As of 2005, the pretender to the Joseon throne is Yi Seok. Members of the different branches of Jeonju Yi survived until the formation of the current Republic of Korea. Many families claim membership in the House of Yi, but few actually descend from this lineage. South Korea's first president, Syngman Rhee, claims descent from the lineage.

===Gyeongju clan===

Family seal of the Gyeongju Lee clan

The founder of the Gyeongju clan was Yi Al-pyeong (李謁平), one of the village headmen who chose Park Hyeokgeose as the first King of Silla. According to the Samguk Sagi, the Yi name was officially bestowed on the family by King Yuri around 9 CE.

The Gyeongju Yi clan, according to the 2000 South Korean census, numbered over 1.4 million individuals.

The clan also had alternative older names such as the Wolseong Lee clan (月城李氏) and the Gyerim Lee clan (鷄林李氏).

===Jinwi clan===
The Jinwi Lee clan is based on the old names of Jinwi-gun, the current Gyeonggi Province, Pyeongtaek-si, and Jinwi-myeon. The Jinwi Lee clan involved in political education for the royal family and served as an adviser to the king and teacher to the crown prince for generations of Goryeo Dynasty. The Jinwi clan is a family that turned out six queens during the Joseon Dynasty. Lee Bang, who served as an adviser to the king and a teacher to the crown prince in the early Goryeo Dynasty, is the founder.
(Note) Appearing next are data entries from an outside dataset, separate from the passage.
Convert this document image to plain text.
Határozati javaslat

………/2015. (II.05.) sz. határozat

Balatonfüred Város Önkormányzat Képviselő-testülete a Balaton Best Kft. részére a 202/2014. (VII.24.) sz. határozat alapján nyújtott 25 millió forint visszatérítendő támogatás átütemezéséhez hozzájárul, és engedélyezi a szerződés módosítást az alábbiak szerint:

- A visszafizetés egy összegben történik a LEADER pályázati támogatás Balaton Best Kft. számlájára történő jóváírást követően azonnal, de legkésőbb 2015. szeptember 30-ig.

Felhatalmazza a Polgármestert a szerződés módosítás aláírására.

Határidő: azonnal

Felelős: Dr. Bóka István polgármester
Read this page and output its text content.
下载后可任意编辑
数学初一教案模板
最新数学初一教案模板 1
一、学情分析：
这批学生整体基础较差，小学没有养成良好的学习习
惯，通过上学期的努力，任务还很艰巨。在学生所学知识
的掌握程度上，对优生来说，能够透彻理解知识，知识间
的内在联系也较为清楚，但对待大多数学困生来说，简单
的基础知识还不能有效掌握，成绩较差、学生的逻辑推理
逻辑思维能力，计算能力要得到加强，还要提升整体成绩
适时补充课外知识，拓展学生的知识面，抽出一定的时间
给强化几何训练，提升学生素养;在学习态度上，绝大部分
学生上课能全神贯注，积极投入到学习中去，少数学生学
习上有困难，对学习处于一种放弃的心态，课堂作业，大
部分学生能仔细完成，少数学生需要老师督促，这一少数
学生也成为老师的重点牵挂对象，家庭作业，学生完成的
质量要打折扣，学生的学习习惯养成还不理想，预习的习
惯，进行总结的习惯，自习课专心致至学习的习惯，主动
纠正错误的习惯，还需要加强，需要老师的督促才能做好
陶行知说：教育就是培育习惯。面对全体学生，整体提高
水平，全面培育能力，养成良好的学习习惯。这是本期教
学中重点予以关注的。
Lee Bang's ancestors are the descendant of Lee Geomyeong, an ancestor of Gyeongju Lee Clan.

===Pyeongchang clan===
The founder of the Pyeongchang clan was Yi Gwang, an official and military commander during the Joseon Dynasty. Yi Seung-hun, who was the first person that brought Catholicism to Korea, was a member of this clan. This was a yangban clan, founded somewhere between 1580 and 1607.

===Deoksu clan===
The founder of this clan was Yi Dong-su, an official of the Goryeo period. This was a prominent yangban clan during the Joseon Dynasty, producing figures including the legendary admiral Yi Sun-sin and the highly influential government official and philosopher Yi I. The clan takes immense pride in producing both Korea's top military commander and arguably top scholar. Both Yi Sun-shin and Yi I are depicted on South Korea's money and have taekwondo forms named in their honor. The clan seat, corresponds to Deoksu-hyeon, an old division of what is now Kaepung County, North Korea.

===Jinbo clan===
The Jinbo Yi clan was known for the famous Joseon scholar Yi Hwang, who founded the Yeongnam School and started a private Confucian academy. He also became one of the 18 Sages of Korea (동방 18현). The progenitor of this clan was Yi Seok of the Goryeo Dynasty.

===Seongju clan===
The founder of this clan was Yi Sun-yu, a prominent official of late Silla. His 12th-generation descendant, Yi Jang-gyeong, was also a prominent official during the Goryeo Dynasty. Eight generations of Jang Kyung's descendants yielded 75 civil examination qualifiers. As of the 2000 census, 186,188 Koreans of the Seongju Yi clan live in South Korea.

===Hongju clan===
The founder of the Hongju Yi clan was Yi Yu-seong, a member of the King's inner circle during late Goryeo. The clan's ancestral seat was bestowed when his 9th generation descendant, Yi Gi-jong, was titled. Hongyang/Hongju is located in present-day Hongseong County, South Chungcheong Province. Especially during the late Goryeo and early Joseon Dynasties, the Hongju Yi clan produced many influential people, including Yi Jong-jang.

===Yeonan clan===

The Yeonan Yi clan were aristocrats during the Joseon Dynasty. Several members were Chief State Councillors. The clan also had a high number of Chief Scholars during that period. The progenitor was Yi Mu, who came from Tang China.

===Hansan clan===
It is based in Hansan-myeon, Seocheon County, South Chungcheong Province. There are two different branches (Hojanggong family and Kwonjigong family). The founder of this clan is Yi Yoon-kyung. One member of the clan is Yi Saek, a Confucian scholar during late Goryeo. He founded an academy that educated the founders of Joseon. The Hansan Yi clan also produced many scholars in the Joseon Dynasty such as Yi San-hae. Modern figures belonging to Hansan Yi clan include Yi Sang-jae, an independence activist during the Japanese occupation.